Dear Dolly by Dolly Alderton

Dear Dolly by Dolly Alderton

Author:Dolly Alderton
Language: eng
Format: epub
Publisher: HarperCollins
Published: 2023-01-19T00:00:00+00:00


Dear Dolly: ‘Do you believe in right person, wrong time?’

Do you believe in right person, wrong time? I am in my early twenties and feel I have found the person I am supposed to be with. They say when you know, you know, and I really think I know. He feels the same. However, right now we have no time to see each other because of our careers. How are you supposed to let go when it feels so right and nothing has gone wrong? Do I wait?

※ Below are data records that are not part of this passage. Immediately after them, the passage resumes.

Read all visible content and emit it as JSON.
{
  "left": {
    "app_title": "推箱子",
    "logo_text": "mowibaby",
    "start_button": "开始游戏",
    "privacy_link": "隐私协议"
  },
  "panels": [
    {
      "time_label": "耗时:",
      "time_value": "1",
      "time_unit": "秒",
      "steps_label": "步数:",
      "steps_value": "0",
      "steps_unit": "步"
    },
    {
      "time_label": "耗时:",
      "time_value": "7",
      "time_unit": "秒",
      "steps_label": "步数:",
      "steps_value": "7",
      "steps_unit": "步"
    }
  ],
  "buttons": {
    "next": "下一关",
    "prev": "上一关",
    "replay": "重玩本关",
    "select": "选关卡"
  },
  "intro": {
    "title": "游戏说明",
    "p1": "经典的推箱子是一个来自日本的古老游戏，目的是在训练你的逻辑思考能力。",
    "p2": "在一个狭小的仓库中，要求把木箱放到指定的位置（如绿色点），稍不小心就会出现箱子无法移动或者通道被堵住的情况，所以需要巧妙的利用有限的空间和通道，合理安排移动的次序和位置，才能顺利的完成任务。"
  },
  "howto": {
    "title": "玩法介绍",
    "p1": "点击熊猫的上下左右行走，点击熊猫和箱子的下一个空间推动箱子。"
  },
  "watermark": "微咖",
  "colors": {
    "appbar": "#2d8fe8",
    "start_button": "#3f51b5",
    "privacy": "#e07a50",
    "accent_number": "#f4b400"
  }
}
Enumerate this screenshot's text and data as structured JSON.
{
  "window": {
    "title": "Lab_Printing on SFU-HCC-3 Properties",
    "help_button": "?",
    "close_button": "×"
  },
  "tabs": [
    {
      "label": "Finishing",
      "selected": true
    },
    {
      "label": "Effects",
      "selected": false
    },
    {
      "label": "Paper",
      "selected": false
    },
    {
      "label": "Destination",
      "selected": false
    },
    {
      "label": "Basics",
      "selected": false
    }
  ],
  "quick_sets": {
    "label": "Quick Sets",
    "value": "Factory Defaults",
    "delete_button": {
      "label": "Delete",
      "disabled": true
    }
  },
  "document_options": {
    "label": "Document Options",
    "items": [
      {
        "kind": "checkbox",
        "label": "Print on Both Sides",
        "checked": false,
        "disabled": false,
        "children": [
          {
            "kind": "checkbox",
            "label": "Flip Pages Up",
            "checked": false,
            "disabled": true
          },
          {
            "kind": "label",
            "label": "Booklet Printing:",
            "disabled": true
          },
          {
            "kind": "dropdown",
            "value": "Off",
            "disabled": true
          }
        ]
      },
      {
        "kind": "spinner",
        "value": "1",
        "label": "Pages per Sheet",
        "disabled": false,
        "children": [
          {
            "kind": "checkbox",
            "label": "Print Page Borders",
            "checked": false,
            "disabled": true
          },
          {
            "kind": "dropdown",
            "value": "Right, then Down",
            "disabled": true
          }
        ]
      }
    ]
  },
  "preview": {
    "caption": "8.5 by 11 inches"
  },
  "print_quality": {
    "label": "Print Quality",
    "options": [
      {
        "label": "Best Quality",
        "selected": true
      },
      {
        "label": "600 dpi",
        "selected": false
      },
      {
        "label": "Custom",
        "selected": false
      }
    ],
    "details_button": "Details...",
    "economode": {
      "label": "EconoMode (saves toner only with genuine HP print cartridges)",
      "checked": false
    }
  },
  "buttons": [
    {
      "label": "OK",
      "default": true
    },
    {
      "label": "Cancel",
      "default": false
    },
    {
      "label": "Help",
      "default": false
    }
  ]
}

Your problem is one I have been thinking about a lot over the past few years. Obviously I don’t have the answer. But, like any good agony aunt, I have a much clearer and more certain perspective on your dilemma than I do on my own. Maybe I should write in to myself. No, too mad even for me.

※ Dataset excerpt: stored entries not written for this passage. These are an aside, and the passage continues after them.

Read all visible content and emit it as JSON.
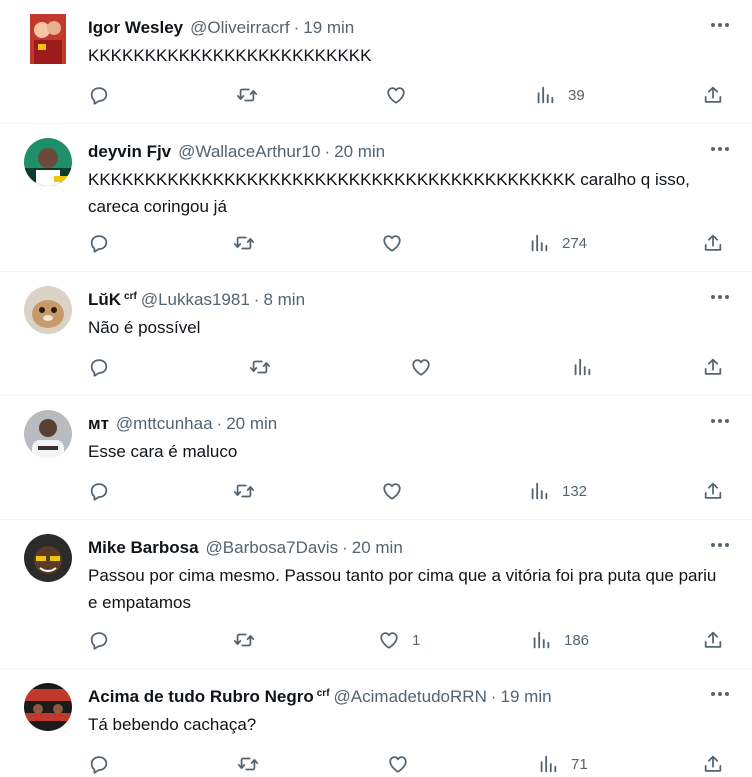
{
  "tweets": [
    {
      "name": "Igor Wesley",
      "badge": "",
      "handle": "@Oliveirracrf",
      "time": "19 min",
      "text": "KKKKKKKKKKKKKKKKKKKKKKKKK",
      "reply_count": "",
      "retweet_count": "",
      "like_count": "",
      "view_count": "39"
    },
    {
      "name": "deyvin Fjv",
      "badge": "",
      "handle": "@WallaceArthur10",
      "time": "20 min",
      "text": "KKKKKKKKKKKKKKKKKKKKKKKKKKKKKKKKKKKKKKKKKKK caralho q isso, careca coringou já",
      "reply_count": "",
      "retweet_count": "",
      "like_count": "",
      "view_count": "274"
    },
    {
      "name": "LŭK",
      "badge": "crf",
      "handle": "@Lukkas1981",
      "time": "8 min",
      "text": "Não é possível",
      "reply_count": "",
      "retweet_count": "",
      "like_count": "",
      "view_count": ""
    },
    {
      "name": "ᴍᴛ",
      "badge": "",
      "handle": "@mttcunhaa",
      "time": "20 min",
      "text": "Esse cara é maluco",
      "reply_count": "",
      "retweet_count": "",
      "like_count": "",
      "view_count": "132"
    },
    {
      "name": "Mike Barbosa",
      "badge": "",
      "handle": "@Barbosa7Davis",
      "time": "20 min",
      "text": "Passou por cima mesmo. Passou tanto por cima que a vitória foi pra puta que pariu e empatamos",
      "reply_count": "",
      "retweet_count": "",
      "like_count": "1",
      "view_count": "186"
    },
    {
      "name": "Acima de tudo Rubro Negro",
      "badge": "crf",
      "handle": "@AcimadetudoRRN",
      "time": "19 min",
      "text": "Tá bebendo cachaça?",
      "reply_count": "",
      "retweet_count": "",
      "like_count": "",
      "view_count": "71"
    }
  ],
  "separator": "·",
  "icons": [
    "more-icon",
    "reply-icon",
    "retweet-icon",
    "like-icon",
    "views-icon",
    "share-icon"
  ],
  "colors": {
    "text": "#0f1419",
    "secondary": "#536471",
    "divider": "#eff3f4"
  }
}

Anyway. I’ve flip-flopped on this relationship conundrum for a long time. Yes, I do believe in right person, wrong time. But I also think that a ‘wrong time’ is nearly always a self-constructed limitation. When someone says they can’t be with someone because it’s ‘the wrong time’, (mostly) they believe what they’re saying – I’ve been that person many a time. And that belief is hugely frustrating and saddening, but I don’t think it’s strictly true. Our relationship schedules aren’t dictated by some greater power. We don’t get a calendar issued to us by a relationship boss that tells us which years or months we have to be single or have to be committed to someone. We have full control of our own timing if we meet someone we like who also wants to be with us. It might not be what we expected, it might take more thought to make it work, but we are in charge of our own decisions when it comes to love.

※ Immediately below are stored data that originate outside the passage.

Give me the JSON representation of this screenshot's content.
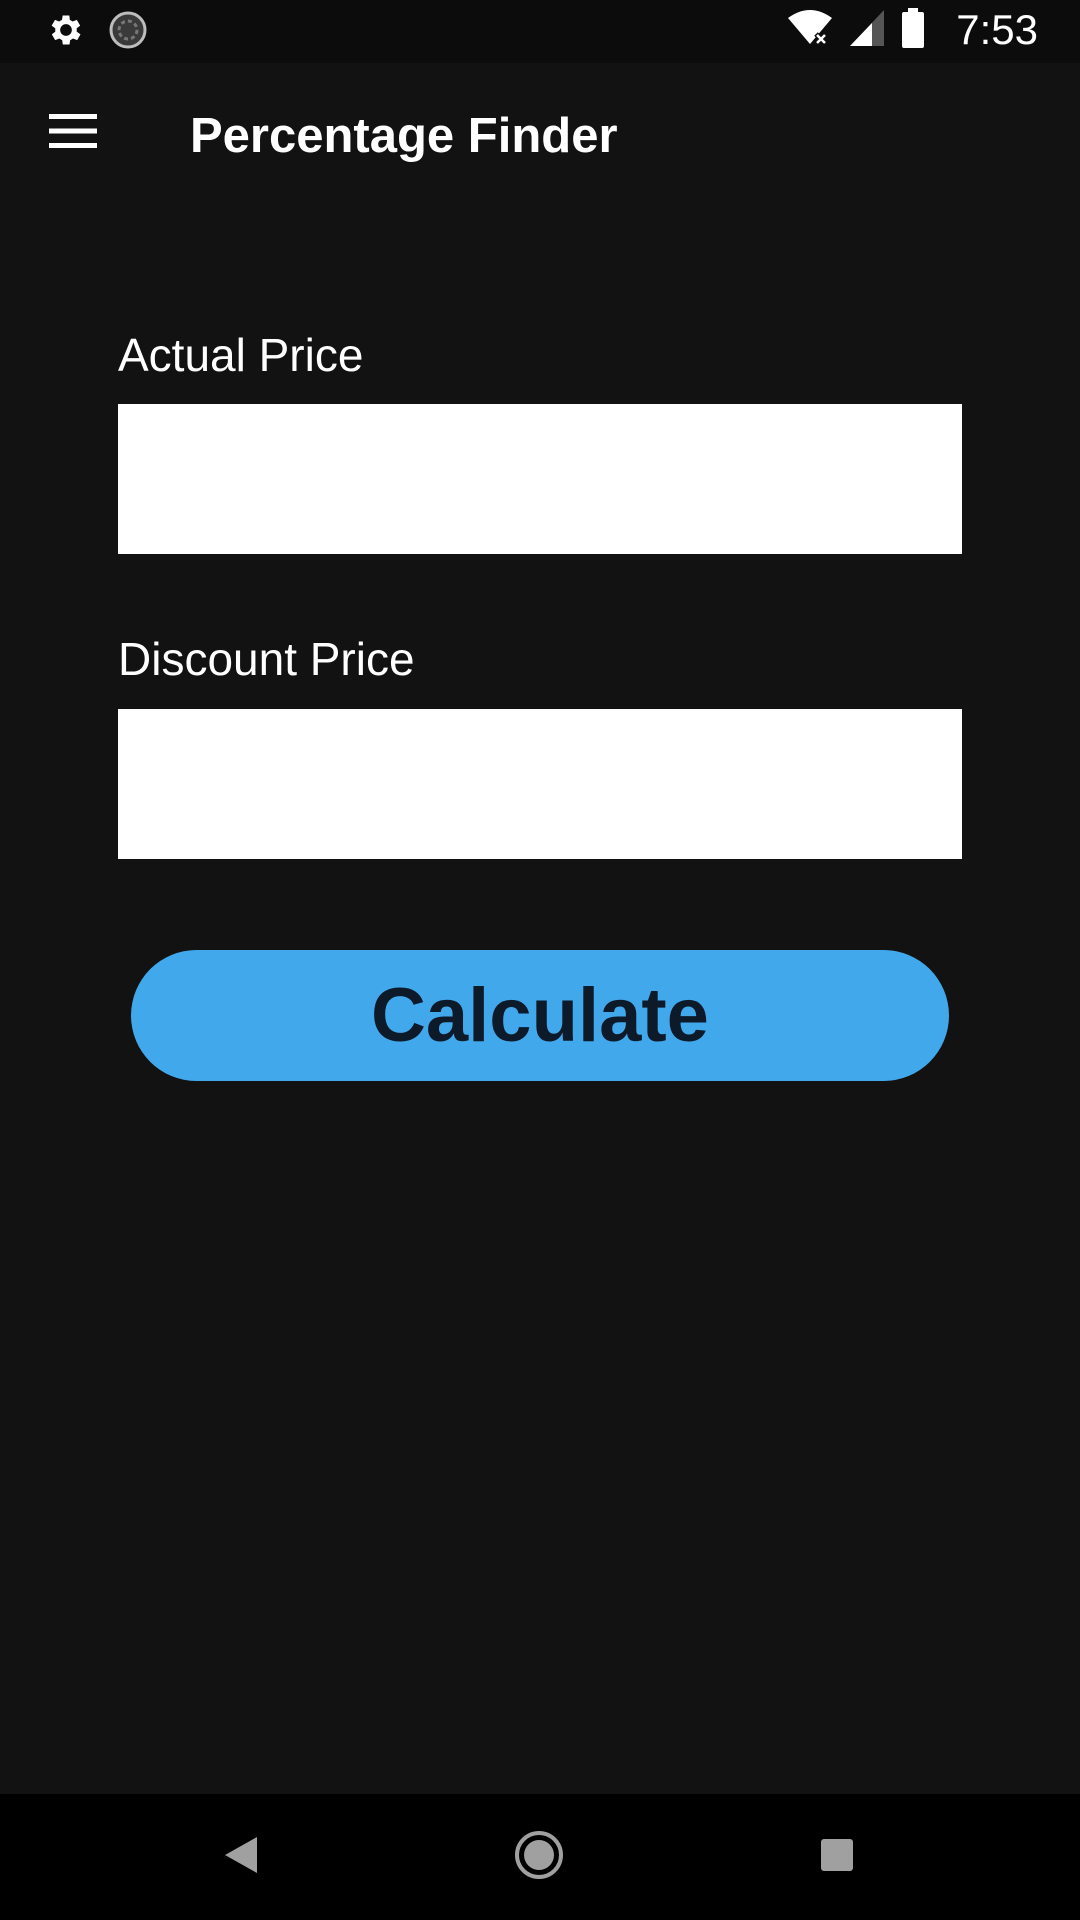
{
  "status_bar": {
    "time": "7:53",
    "icons": [
      "settings-icon",
      "sync-icon",
      "wifi-off-icon",
      "signal-icon",
      "battery-icon"
    ]
  },
  "app_bar": {
    "title": "Percentage Finder",
    "menu_icon": "hamburger-menu-icon"
  },
  "form": {
    "actual_price": {
      "label": "Actual Price",
      "value": "",
      "placeholder": ""
    },
    "discount_price": {
      "label": "Discount Price",
      "value": "",
      "placeholder": ""
    },
    "calculate_label": "Calculate"
  },
  "nav_bar": {
    "icons": [
      "back-icon",
      "home-icon",
      "recents-icon"
    ]
  },
  "colors": {
    "background": "#121212",
    "accent": "#42a8ec",
    "button_text": "#0c1a2a",
    "input_background": "#ffffff"
  }
}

So why are we so preoccupied with this idea of there being a perfect time to be in a relationship? I think, first, it’s about our own personal concept of freedom. Some people instinctively associate being single with being free – having the time and permission to go on adventures or have lots of experiences or focus on building a career. I am one of these people. For others, commitment is their meaning of freedom. They see the great adventure of life as merging lives with another and having lots of experiences together. I know a lot of serial monogamists with enormous careers who credit their success on having been in a serious relationship for their twenties. ‘I didn’t have to waste time worrying about dating,’ one of them once said to me.

I also think our obsession with this nebulous thing called ‘timing’ is to do with our equation of a successful relationship with an eternal one. If we meet someone who feels right for us, we have been told it means we should be with them until the day we die. And if we aren’t with them for all that time, then our initial instinct that they were right for us was incorrect.